[HPforGrownups] Re: CHAPDISC: DH1, The Dark Lord Ascending
k12listmomma
k12listmomma at comcast.net
Tue Aug 28 18:30:43 UTC 2007
No: HPFGUIDX 176365
Shelley:
I have read all the responses, but will just clip just a few lines:
> Geoff wrote:
> Why did JKR create Charity Burbage, Professor of Muggle Studies, just to
> be killed by Voldemort in Chapter 1?
I agreed with mz_annethrope's analysis, and wanted to add one impression
that I had. When I saw the death of Hedwig, I thought "OMG, if she can kill
off Hegwig, then no one is safe." The tone of the book changed for me. I
became scared for every character that I loved. If she had shown us the
person who held the Professor of Muggle Studies position earlier, then we
would have gotten emotionally attached to that person. (We always knew that
a teacher existed for that position- Hermione was taking Muggle Studies, and
someone had to be teaching that class, so she didn't exactly "just" create
her, we just didn't know her.) But if we knew that person, cared for that
person, then the shock of it would have been so much greater. I don't think
she wanted us to feel that scared that soon in the book, but rather intrieg
us and draw us in before scaring the crap out of us- I think it was
intentional to create an emotional buildup. I think mz_annethrope's line
says it perfectly: "The writing deliberately impersonalizes the horror of
the scene", and I think that is fully intentional so that the major hit to
the emotions isn't right there in Chapter 1, but built up so that we don't
overlook the depth of the other scenes, such as the torturing of Hermione.
If she had killed, say McGonnagall, in that first scene, then the emotional
high/fear would have been set up too early, and rather than fearing that JKR
would kill Hermione as she was being tortured, we would be almost let down
by the fact that she lived.
mz_annethrope:
> So I was relieved to find out that Voldemort's Chapter 1 victim was
> no one I cared about. I could go on enjoying the book, without being
> shocked out of my senses. But I don't think my reaction is supposed
> to be right.
Shelley:
No, I think this reaction is right on, for the sake of the plot and
emotional buildup. To have something so shocking as to have McGonagall or
Flitwick begging Severus Snape to save them would have been an unforgivable
sin, not only to us in the way of being able to forgive Snape later (though
that line of Snape's answering Dumbledore's question- How many people have
you watched die?
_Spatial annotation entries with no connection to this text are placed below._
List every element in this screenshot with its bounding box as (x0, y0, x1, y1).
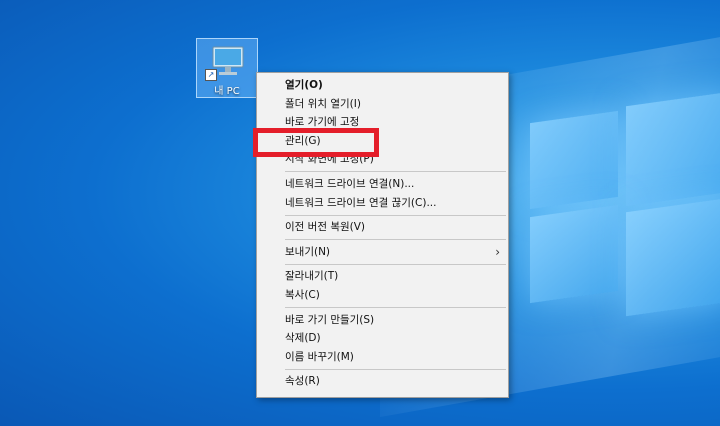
menu-item-label: 속성(R) (285, 375, 320, 388)
menu-item[interactable]: 속성(R) (257, 372, 508, 391)
logo-pane-bottom-left (530, 204, 618, 304)
menu-item[interactable]: 네트워크 드라이브 연결 끊기(C)... (257, 194, 508, 213)
logo-pane-bottom-right (626, 197, 720, 317)
menu-separator (285, 368, 506, 370)
menu-item[interactable]: 열기(O) (257, 76, 508, 95)
menu-item-label: 삭제(D) (285, 332, 321, 345)
menu-item-label: 복사(C) (285, 288, 320, 301)
desktop: { "desktop": { "icon_label": "내 PC" }, "… (0, 0, 720, 426)
menu-item[interactable]: 삭제(D) (257, 329, 508, 348)
menu-item[interactable]: 이전 버전 복원(V) (257, 218, 508, 237)
context-menu: 열기(O) 폴더 위치 열기(I) 바로 가기에 고정 관리(G) 시작 화면에 고정(… (256, 72, 509, 398)
menu-item-label: 바로 가기에 고정 (285, 116, 360, 129)
logo-pane-top-left (530, 110, 618, 210)
menu-item[interactable]: 보내기(N) › (257, 243, 508, 262)
menu-item-label: 잘라내기(T) (285, 270, 339, 283)
menu-separator (285, 171, 506, 173)
highlight-box-manage (253, 128, 379, 157)
menu-separator (285, 263, 506, 265)
shortcut-arrow-icon: ↗ (205, 69, 217, 81)
menu-separator (285, 239, 506, 241)
menu-item-label: 네트워크 드라이브 연결(N)... (285, 177, 415, 190)
desktop-icon-label: 내 PC (214, 86, 240, 97)
menu-item-label: 이름 바꾸기(M) (285, 350, 354, 363)
this-pc-desktop-icon[interactable]: ↗ 내 PC (196, 38, 258, 98)
menu-separator (285, 214, 506, 216)
menu-item[interactable]: 복사(C) (257, 286, 508, 305)
menu-item-label: 이전 버전 복원(V) (285, 221, 366, 234)
menu-item-label: 네트워크 드라이브 연결 끊기(C)... (285, 196, 437, 209)
menu-item[interactable]: 폴더 위치 열기(I) (257, 95, 508, 114)
menu-item-label: 폴더 위치 열기(I) (285, 97, 361, 110)
menu-item[interactable]: 바로 가기 만들기(S) (257, 311, 508, 330)
menu-item[interactable]: 잘라내기(T) (257, 267, 508, 286)
menu-item-label: 열기(O) (285, 79, 323, 91)
menu-item-label: 바로 가기 만들기(S) (285, 313, 375, 326)
chevron-right-icon: › (495, 244, 500, 259)
menu-item[interactable]: 네트워크 드라이브 연결(N)... (257, 175, 508, 194)
menu-item[interactable]: 이름 바꾸기(M) (257, 348, 508, 367)
windows-logo (530, 91, 720, 335)
menu-separator (285, 307, 506, 309)
logo-pane-top-right (626, 91, 720, 207)
menu-item-label: 보내기(N) (285, 245, 331, 258)
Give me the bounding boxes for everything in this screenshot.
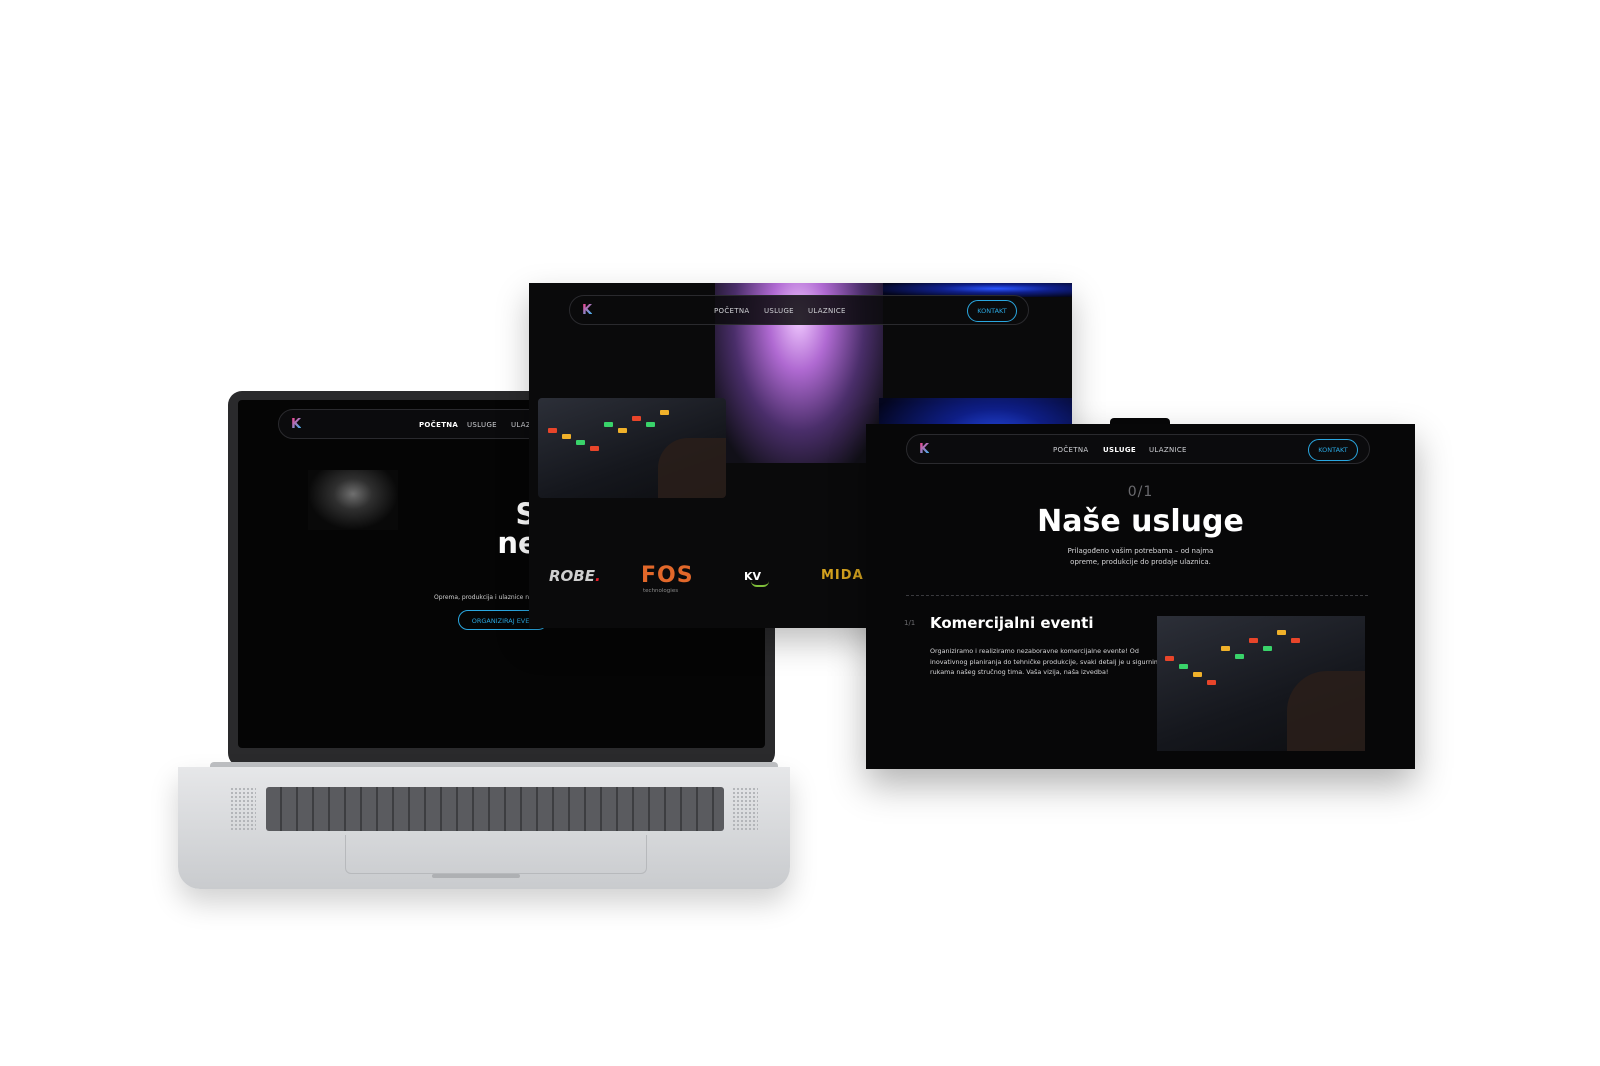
laptop-trackpad (345, 835, 647, 874)
services-page-panel: K POČETNA USLUGE ULAZNICE KONTAKT 0/1 Na… (866, 424, 1415, 769)
right-speaker-grille (732, 787, 758, 831)
section-counter: 0/1 (1127, 484, 1154, 500)
page-subtitle-line2: opreme, produkcije do prodaje ulaznica. (1070, 558, 1211, 566)
gallery-mixer-image (538, 398, 726, 498)
robe-dot-icon: . (594, 567, 601, 585)
services-navbar: K POČETNA USLUGE ULAZNICE KONTAKT (906, 434, 1370, 464)
brand-mida-logo: MIDA (821, 568, 864, 583)
contact-button[interactable]: KONTAKT (1308, 439, 1358, 461)
hero-subtitle: Oprema, produkcija i ulaznice na jed (434, 594, 544, 601)
service-description: Organiziramo i realiziramo nezaboravne k… (930, 646, 1160, 678)
nav-link-ulaznice[interactable]: ULAZNICE (1149, 446, 1187, 454)
nav-link-usluge[interactable]: USLUGE (1103, 446, 1136, 454)
hero-dj-image (308, 470, 398, 530)
page-subtitle: Prilagođeno vašim potrebama – od najma o… (866, 546, 1415, 568)
logo-k-icon[interactable]: K (919, 443, 929, 456)
section-divider (906, 595, 1368, 596)
page-subtitle-line1: Prilagođeno vašim potrebama – od najma (1067, 547, 1214, 555)
brand-fos-logo: FOS (641, 563, 694, 588)
service-description-line1: Organiziramo i realiziramo nezaboravne k… (930, 647, 1139, 655)
nav-link-usluge[interactable]: USLUGE (764, 307, 794, 315)
service-title: Komercijalni eventi (930, 614, 1094, 632)
logo-k-icon[interactable]: K (582, 304, 592, 317)
service-index: 1/1 (904, 619, 916, 627)
brand-fos-subtitle: technologies (643, 588, 679, 594)
nav-link-usluge[interactable]: USLUGE (467, 421, 497, 429)
laptop-front-notch (432, 874, 520, 878)
contact-button[interactable]: KONTAKT (967, 300, 1017, 322)
service-mixer-image (1157, 616, 1365, 751)
service-description-line3: rukama našeg stručnog tima. Vaša vizija,… (930, 668, 1109, 676)
logo-k-icon[interactable]: K (291, 418, 301, 431)
service-description-line2: inovativnog planiranja do tehničke produ… (930, 657, 1161, 666)
page-title: Naše usluge (1037, 504, 1244, 539)
left-speaker-grille (230, 787, 256, 831)
nav-link-pocetna[interactable]: POČETNA (419, 421, 458, 429)
kv-swoosh-icon (751, 581, 769, 587)
nav-link-pocetna[interactable]: POČETNA (1053, 446, 1088, 454)
gallery-navbar: K POČETNA USLUGE ULAZNICE KONTAKT (569, 295, 1029, 325)
nav-link-ulaznice[interactable]: ULAZNICE (808, 307, 846, 315)
laptop-keyboard (266, 787, 724, 831)
brand-robe-logo: ROBE. (549, 567, 601, 585)
nav-link-pocetna[interactable]: POČETNA (714, 307, 749, 315)
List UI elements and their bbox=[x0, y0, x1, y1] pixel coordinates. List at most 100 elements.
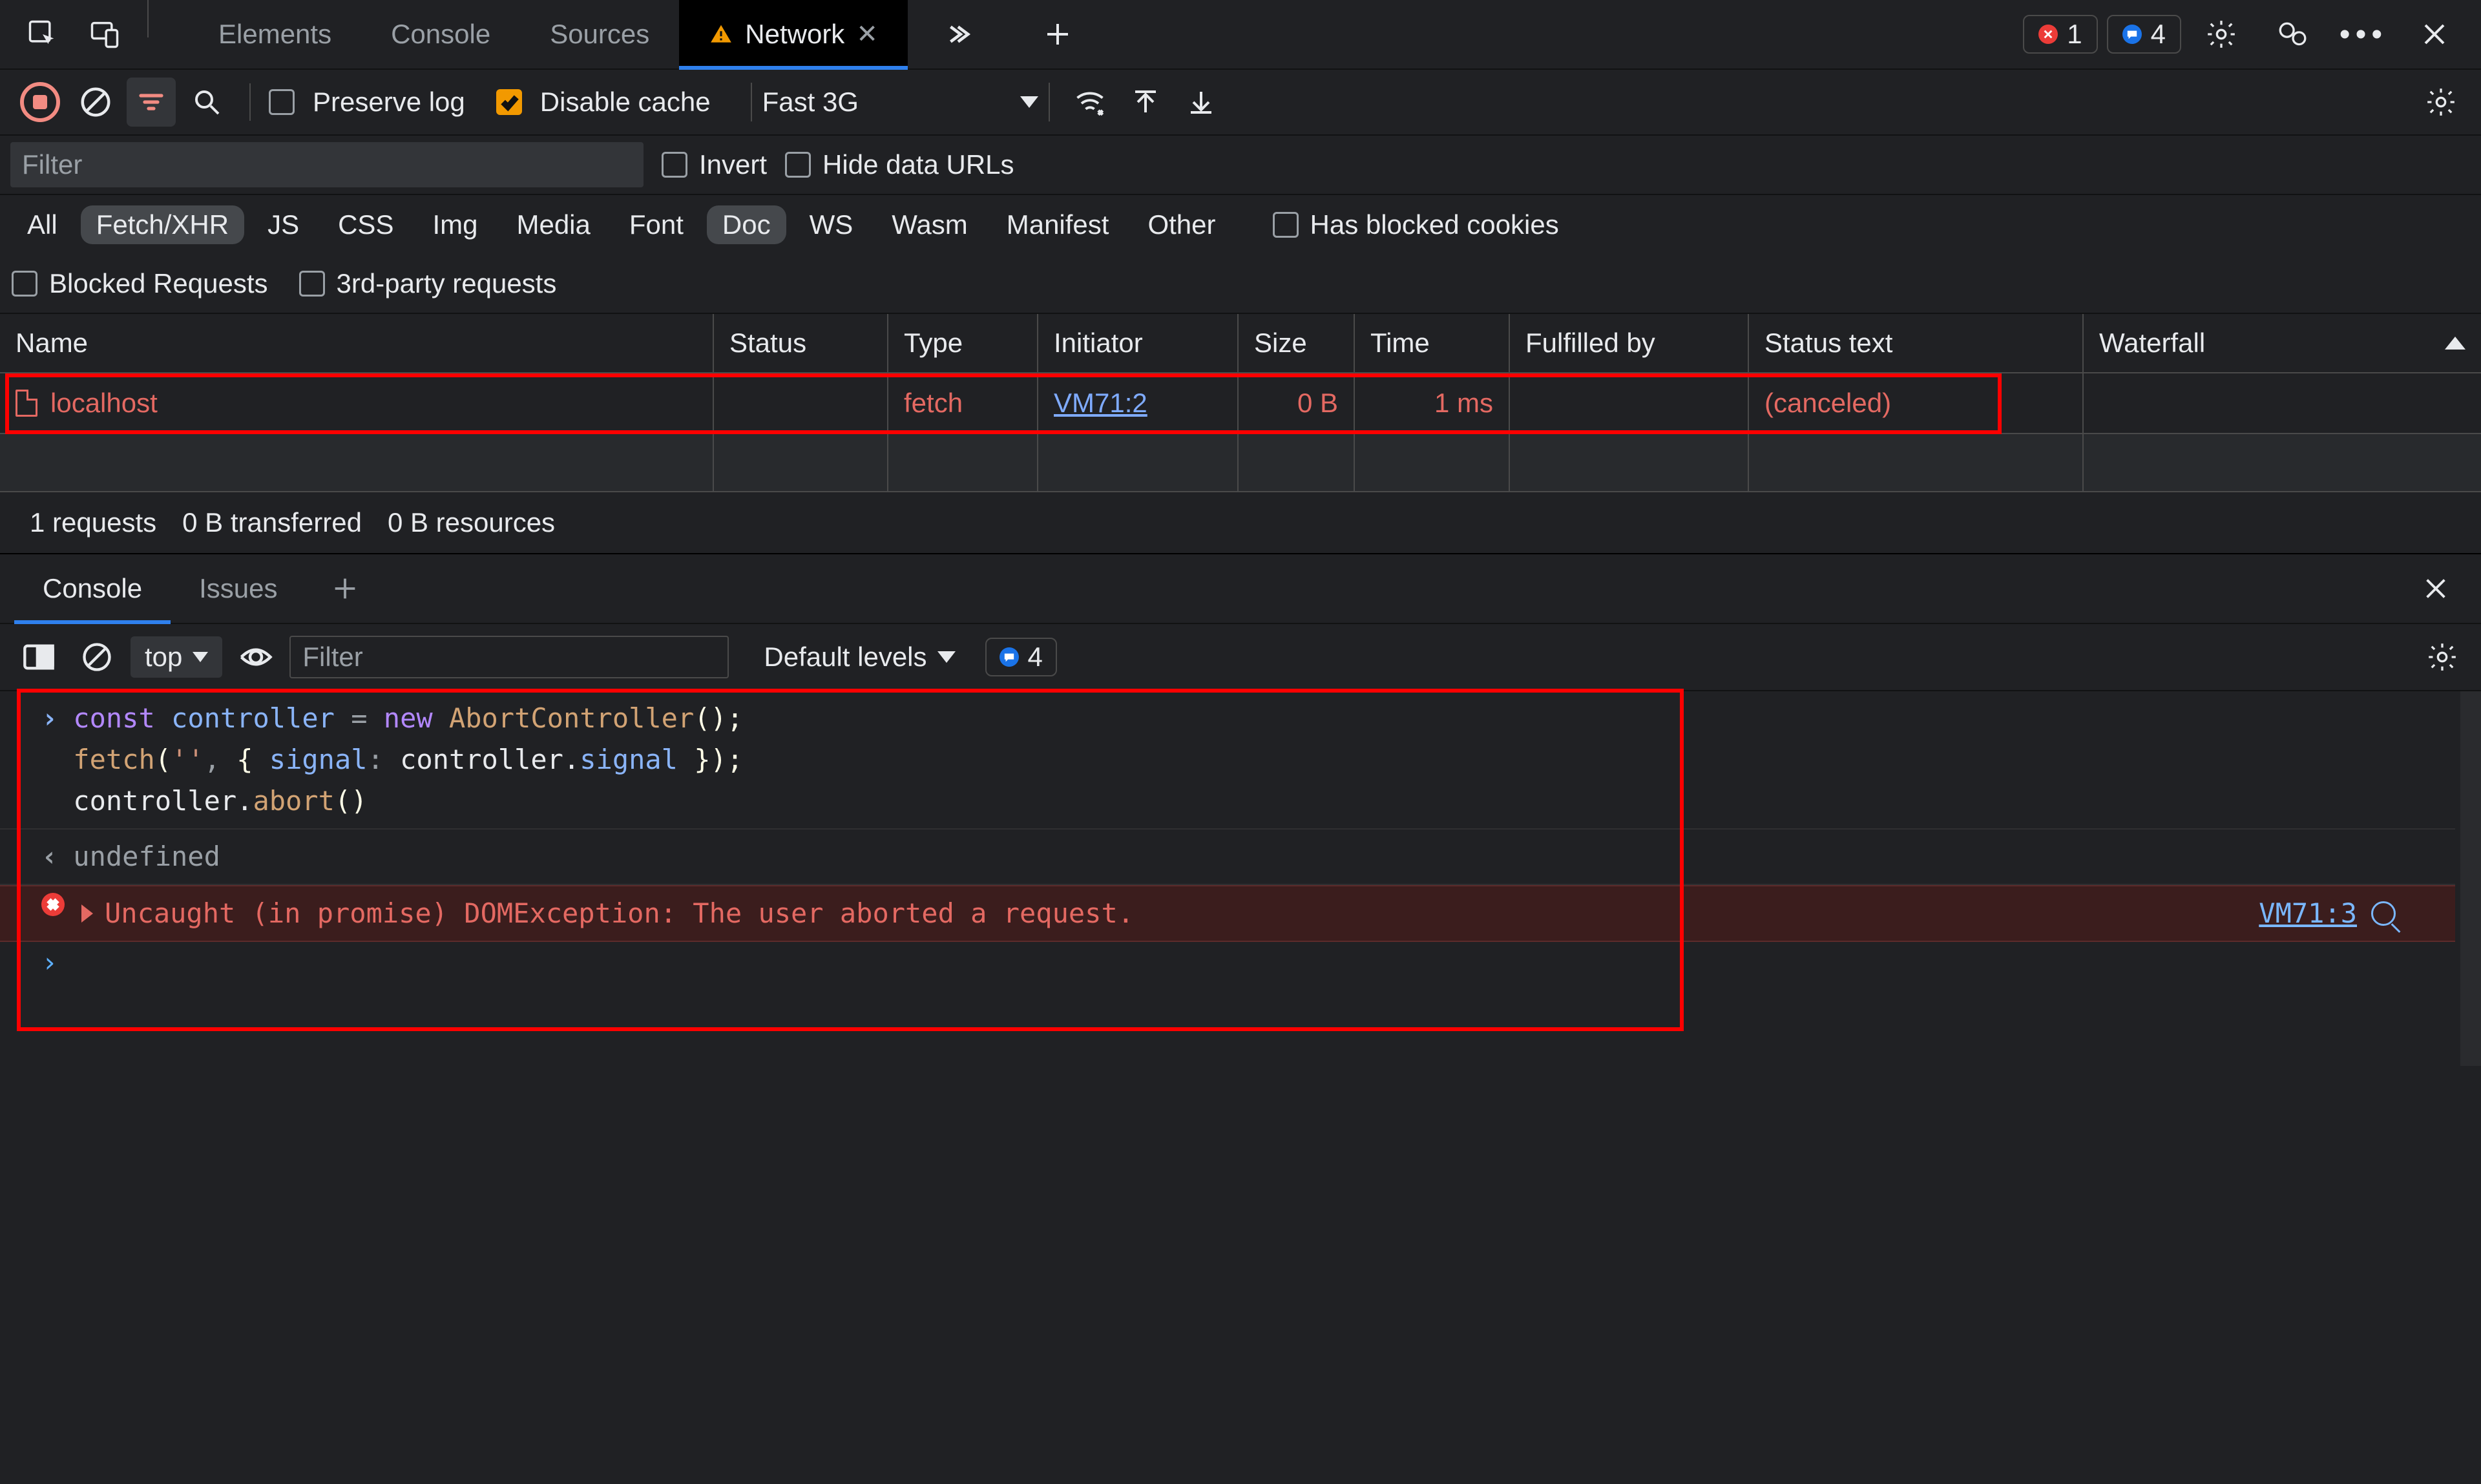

Only those that I could not save- would have become much
more pointedly aimed at our hearts and sympathy for Snape), but also on the
end of my emotions towards JKR herself. I confess that in the same way that
she felt that Mr. Weasley's death would be "too much", I have felt that the
death of Tonks and Lupin were too much- moving the story past the necessary
deaths to feeling like she was delighting in the carnage. To have McGonagall
in that scene would have been "too much" for me as a reader to handle, and
rather than be happy to be diving into the new book, I would have almost
felt if I should just stop right there because the rest would be too ugly to
handle. If it had been McGonagall, I think I would have vomited rather than
been happy to have the 7th book in my hands. Thus, a teacher a Hogwarts, but
one that we weren't personally attached to, sets the proper tone of the
severity of the situation without overwhelming the reader with an emotional
reaction that some might not have recovered from to stick with her to read
the rest of the story. To have it be Charity Burbage, unknown person, allows
us to get past that scene and to keep on reading.